«Eurus! Eurus svegliati! Sono quasi le otto e sei in ritardo!» mi grida mia madre nell'orecchio.
Mi sveglio di soprassalto, mettendomi velocemente a sedere sul letto.
Mia madre è accanto a me, con le braccia incrociate sul petto e con una maglietta ed un paio di pantaloni in mano.
«Mettiti questi» mi dice lanciandomi i vestiti in faccia.
Si gira senza guardarmi ed esce dalla stanza.

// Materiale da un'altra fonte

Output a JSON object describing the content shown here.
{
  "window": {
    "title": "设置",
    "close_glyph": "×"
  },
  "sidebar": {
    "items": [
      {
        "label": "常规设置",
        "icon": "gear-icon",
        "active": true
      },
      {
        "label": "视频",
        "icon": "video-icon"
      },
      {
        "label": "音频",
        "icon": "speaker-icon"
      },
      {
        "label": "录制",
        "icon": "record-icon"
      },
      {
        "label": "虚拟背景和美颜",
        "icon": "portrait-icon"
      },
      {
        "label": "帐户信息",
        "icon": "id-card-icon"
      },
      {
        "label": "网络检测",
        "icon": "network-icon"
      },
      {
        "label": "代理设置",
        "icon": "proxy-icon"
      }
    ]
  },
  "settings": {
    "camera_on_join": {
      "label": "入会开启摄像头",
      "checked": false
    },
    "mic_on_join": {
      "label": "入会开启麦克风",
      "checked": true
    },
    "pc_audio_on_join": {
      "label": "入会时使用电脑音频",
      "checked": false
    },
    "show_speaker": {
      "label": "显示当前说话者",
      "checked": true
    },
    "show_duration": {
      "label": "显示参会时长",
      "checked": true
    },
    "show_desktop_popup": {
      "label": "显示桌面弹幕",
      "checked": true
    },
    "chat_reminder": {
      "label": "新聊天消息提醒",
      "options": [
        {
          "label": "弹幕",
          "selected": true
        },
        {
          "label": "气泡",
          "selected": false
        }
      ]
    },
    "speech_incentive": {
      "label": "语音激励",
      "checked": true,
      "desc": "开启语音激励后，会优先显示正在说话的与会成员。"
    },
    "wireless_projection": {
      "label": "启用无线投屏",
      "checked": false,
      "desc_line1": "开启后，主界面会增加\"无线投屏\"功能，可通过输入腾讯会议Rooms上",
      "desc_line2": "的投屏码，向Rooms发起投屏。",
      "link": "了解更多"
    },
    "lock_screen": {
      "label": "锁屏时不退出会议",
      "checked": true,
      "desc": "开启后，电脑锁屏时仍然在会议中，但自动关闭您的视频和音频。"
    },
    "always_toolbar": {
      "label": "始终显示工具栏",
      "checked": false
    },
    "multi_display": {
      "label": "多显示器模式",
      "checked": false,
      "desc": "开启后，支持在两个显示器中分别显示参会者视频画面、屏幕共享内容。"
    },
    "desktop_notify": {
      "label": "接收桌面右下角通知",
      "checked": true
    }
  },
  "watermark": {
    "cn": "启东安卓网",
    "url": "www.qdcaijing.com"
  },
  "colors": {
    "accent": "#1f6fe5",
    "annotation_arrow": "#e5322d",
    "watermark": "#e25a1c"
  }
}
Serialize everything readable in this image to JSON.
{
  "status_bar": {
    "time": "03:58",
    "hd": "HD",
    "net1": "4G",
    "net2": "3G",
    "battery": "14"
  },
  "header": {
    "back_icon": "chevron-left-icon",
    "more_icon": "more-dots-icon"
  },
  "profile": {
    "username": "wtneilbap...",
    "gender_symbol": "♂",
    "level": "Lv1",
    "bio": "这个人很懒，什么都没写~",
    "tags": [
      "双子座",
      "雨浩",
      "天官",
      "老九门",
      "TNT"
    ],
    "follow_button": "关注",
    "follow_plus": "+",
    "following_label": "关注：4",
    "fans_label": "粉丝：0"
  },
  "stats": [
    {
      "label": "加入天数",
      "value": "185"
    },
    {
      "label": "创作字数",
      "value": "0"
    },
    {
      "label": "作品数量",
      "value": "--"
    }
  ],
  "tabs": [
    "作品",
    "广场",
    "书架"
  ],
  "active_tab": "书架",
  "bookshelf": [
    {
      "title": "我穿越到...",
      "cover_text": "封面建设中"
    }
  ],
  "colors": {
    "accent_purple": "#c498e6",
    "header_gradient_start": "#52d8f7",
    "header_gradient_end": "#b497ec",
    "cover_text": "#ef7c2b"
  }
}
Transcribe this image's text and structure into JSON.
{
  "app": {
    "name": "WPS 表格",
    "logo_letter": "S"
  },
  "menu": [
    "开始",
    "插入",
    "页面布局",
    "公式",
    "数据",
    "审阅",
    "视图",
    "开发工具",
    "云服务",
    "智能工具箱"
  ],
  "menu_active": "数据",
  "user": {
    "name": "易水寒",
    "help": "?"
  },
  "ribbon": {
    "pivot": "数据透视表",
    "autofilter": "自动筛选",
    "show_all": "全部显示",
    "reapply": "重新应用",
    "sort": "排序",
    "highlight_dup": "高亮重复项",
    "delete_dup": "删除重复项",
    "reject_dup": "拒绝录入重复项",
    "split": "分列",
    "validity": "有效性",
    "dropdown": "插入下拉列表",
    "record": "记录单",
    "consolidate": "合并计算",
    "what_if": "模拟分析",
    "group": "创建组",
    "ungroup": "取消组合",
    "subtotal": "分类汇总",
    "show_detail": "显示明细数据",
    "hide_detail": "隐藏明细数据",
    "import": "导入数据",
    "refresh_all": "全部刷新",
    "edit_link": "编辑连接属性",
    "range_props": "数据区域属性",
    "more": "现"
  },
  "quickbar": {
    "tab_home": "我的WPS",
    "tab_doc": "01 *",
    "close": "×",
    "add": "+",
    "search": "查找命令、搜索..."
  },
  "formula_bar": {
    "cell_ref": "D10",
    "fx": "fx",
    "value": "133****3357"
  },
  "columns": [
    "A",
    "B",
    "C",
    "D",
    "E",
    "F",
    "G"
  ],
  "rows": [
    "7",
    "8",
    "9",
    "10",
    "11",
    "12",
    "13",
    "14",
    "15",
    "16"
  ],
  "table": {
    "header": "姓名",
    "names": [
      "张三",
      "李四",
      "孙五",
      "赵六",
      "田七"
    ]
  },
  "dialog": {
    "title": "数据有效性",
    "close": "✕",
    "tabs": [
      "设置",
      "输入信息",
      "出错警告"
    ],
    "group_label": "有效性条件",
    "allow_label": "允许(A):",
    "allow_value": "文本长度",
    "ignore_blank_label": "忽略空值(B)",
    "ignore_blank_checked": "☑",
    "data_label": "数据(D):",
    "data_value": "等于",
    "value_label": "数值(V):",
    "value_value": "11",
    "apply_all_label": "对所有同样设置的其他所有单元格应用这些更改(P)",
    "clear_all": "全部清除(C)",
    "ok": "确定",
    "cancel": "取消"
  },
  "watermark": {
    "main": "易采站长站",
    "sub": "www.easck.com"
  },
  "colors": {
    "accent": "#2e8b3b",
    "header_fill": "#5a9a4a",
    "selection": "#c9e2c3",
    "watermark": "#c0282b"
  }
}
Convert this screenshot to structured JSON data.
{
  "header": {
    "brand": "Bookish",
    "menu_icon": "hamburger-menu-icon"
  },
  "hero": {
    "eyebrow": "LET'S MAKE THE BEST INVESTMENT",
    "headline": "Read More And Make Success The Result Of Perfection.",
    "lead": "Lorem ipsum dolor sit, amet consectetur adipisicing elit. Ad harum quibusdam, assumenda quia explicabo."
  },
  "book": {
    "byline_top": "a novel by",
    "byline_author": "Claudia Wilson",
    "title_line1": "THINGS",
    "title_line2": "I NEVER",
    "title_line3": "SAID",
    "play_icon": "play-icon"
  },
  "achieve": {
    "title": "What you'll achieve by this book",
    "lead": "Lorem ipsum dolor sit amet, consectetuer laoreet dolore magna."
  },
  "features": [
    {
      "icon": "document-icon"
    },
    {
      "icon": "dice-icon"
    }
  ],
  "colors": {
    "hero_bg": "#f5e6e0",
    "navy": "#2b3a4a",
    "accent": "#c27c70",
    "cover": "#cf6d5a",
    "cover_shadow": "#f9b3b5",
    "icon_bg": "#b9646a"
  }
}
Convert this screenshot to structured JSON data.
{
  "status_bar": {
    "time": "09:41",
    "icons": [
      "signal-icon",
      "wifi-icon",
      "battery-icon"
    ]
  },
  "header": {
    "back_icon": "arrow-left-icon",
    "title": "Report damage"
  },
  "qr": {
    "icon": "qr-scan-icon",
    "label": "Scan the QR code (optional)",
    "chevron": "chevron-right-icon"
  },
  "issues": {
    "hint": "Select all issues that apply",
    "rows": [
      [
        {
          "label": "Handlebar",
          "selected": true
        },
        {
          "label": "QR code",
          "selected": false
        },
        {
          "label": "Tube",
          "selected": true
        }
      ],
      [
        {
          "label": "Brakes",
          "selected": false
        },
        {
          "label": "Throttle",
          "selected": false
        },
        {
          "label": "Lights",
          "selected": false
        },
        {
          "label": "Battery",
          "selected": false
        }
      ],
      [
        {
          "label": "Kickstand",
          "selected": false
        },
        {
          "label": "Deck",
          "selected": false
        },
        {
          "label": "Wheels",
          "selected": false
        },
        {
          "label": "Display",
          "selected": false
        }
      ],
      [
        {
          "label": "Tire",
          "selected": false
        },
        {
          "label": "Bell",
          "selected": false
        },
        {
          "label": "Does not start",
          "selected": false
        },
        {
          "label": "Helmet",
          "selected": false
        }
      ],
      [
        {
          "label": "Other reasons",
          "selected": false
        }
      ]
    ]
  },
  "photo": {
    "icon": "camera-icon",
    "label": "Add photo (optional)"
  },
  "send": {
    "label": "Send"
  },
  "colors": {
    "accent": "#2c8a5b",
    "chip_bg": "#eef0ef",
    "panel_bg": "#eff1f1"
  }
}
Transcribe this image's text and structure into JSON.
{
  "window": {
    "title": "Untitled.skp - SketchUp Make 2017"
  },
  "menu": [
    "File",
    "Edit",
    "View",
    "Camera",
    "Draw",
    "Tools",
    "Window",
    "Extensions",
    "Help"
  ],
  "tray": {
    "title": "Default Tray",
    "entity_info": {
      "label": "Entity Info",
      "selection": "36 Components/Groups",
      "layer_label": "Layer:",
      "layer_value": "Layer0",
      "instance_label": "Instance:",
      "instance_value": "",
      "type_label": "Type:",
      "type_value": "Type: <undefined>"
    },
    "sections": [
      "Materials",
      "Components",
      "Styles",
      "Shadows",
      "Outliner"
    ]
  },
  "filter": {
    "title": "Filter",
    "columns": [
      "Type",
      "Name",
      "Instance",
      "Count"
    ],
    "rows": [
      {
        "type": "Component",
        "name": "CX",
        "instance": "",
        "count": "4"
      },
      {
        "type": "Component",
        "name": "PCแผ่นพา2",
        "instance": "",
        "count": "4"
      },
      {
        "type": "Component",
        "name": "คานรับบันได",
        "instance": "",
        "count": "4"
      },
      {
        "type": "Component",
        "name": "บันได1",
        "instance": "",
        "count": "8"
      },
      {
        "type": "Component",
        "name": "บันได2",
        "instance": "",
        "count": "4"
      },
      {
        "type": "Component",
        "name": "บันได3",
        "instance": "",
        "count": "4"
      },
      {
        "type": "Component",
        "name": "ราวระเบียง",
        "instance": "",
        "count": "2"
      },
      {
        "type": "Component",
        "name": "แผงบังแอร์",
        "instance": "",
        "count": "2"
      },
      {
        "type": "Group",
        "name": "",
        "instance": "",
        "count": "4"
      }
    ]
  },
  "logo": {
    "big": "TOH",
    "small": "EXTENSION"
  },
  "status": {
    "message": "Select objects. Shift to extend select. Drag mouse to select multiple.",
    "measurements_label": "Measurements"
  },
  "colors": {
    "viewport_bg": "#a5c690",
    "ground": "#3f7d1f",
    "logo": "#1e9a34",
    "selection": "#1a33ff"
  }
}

Mi alzo dal letto ancora assonnata e mi guardo allo specchio.
Di prima mattina sono assolutamente spaventosa.
Non che io sia migliore nel resto della giornata.
Mi tolgo il pigiama ed indosso i vestiti, per poi guardarmi nuovamente allo specchio.
Ho indosso un paio di jeans grigi attillati con una maglietta nera a mezze maniche, che mi lascia leggermente scoperta la pancia.
Non mi piace affatto ma non ho tempo di cambiarmi, così mi metto lo zaino sulle spalle e prendo la valigia.
Prima di uscire dalla stanza, prendo una felpa dall'armadio e me la metto in vita.
«L'appuntamento è davanti scuola alle otto. Mancano cinque minuti» mi dice mia madre appena entro in cucina.
Annuisco e prendo un muffin dal cestino sul tavolo.
Mi dirigo verso la porta mangiucchiando la mia colazione, mentre mia madre mi guarda con un'espressione che non riesco a decifrare.
«Ci vediamo tra cinque giorni» le dico senza neanche salutarla.
Non mi risponde e non vedendo mio padre, esco dalla porta e la chiudo.
Mi appoggio al muro e indosso le mie cuffie, mettendo un po' di buona musica.
Dopo aver preso l'ascensore, esco dal portone e comincio a camminare velocemente.
Sono in ritardo come di consueto.
Ma comunque non si accorgeranno di me.
Arrivo sotto scuola appena in tempo e vedo da lontano il pullman.
Mi avvicino ad esso e vedo le mie tre amiche che parlano tra loro.
Comincia a camminare verso quella direzione ma penso alla scenata che hanno fatto ieri, così cambio strada e vado davanti al cancello.
Non ho nessuno con cui stare.
Sono da sola.
Come al solito.
Ma va bene.
Mentre continuo ad ascoltare la mia playlist, sento qualcuno che si mette vicino a me.
«Che fai non saluti?» mi dice il ragazzo.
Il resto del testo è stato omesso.